13:45 - 15:45
Parallel sessions 7
+
13:45 - 15:45
Thu-S11
Room: Waalsprong 1+2
Chair/s:
Janina Seubert, Maria Geraldine Veldhuizen
Nutrients and food textures: influences on preferences, learning, and neural reward processing in primates
Thu-S11-002
Presented by: Fabian Grabenhorst
Fabian Grabenhorst
University of Oxford
Oral processing of food involves a chain of sensory and neural events in which a food’s physical structure elicits oral sensations and subjective valuations that guide eating behavior. For example, foods high in sugar and fat typically produce a characteristic flavour in the form of a sweet taste and thick, smooth texture (‘mouthfeel’). These sensory signals are thought to contribute to the reward value of food, to the near-universal preferences for foods high in sugar and fat, and to unhealthy eating behavior and the development of obesity. This talk will review our recent findings from behavioural and neurophysiological experiments in monkeys and humans showing that (i) nutrients and sensory food qualities constitute biologically critical rewards that influence human-typical sophisticated economic food preferences (Huang, Sutcliffe, and Grabenhorst, 2021, PNAS); (ii) nutrient components of food rewards guide reinforcement learning and decision-making (Huang and Grabenhorst, 2023, Journal of Neuroscience); (iii) two key oral-texture parameters—the coefficient of sliding friction and viscosity—are processed in reward structures of the human brain in a manner that predicts individual differences in fat preference during naturalistic eating (Khorisantono et al., 2023, under review).
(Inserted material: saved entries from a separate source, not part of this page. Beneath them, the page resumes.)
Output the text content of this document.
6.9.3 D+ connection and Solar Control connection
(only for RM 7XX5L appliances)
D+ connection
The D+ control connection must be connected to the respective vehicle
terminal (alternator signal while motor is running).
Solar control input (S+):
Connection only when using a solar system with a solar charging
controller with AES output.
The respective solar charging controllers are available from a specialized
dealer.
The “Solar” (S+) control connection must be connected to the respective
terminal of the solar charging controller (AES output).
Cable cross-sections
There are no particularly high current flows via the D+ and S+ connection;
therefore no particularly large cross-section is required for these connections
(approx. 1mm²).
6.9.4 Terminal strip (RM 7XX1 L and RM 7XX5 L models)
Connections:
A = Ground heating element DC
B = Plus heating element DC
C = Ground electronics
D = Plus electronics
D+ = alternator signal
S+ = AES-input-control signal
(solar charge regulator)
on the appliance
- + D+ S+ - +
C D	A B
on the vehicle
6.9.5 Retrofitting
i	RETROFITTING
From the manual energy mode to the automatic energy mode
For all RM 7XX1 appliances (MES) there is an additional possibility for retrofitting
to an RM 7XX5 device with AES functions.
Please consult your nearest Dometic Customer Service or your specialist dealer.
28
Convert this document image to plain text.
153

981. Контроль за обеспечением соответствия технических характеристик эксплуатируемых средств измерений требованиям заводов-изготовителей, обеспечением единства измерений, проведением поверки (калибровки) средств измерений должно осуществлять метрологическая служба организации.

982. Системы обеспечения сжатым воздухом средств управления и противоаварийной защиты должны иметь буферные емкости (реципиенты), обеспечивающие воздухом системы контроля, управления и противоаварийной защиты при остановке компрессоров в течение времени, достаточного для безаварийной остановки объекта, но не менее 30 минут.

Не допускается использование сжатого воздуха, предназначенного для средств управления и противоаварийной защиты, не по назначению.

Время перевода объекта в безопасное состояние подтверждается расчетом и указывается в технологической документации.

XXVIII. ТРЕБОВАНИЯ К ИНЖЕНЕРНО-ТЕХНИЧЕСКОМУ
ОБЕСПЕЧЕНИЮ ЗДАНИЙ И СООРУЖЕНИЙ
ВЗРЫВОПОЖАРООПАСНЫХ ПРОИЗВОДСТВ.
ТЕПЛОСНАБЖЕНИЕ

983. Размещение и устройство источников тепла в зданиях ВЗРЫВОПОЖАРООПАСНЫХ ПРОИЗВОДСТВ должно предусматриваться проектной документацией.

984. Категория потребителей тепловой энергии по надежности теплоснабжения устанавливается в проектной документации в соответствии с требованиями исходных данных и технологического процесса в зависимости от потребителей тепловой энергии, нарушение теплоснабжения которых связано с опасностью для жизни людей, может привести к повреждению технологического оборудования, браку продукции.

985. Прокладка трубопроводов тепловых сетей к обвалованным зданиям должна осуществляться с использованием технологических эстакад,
Of particular interest was the finding that the coefficient of sliding friction, measured in our experiments from the interactions between fatty liquid foods and real oral surfaces (pig tongues), partly mediated the effect of a food’s fat content on subjects’ economic food preferences and brain reward responses. Our findings have implications for the design of foods that have both healthy nutrient composition and attractive oral-texture properties that mimic the reward value of dietary fat.

This work was funded by the Wellcome Trust and the Royal Society.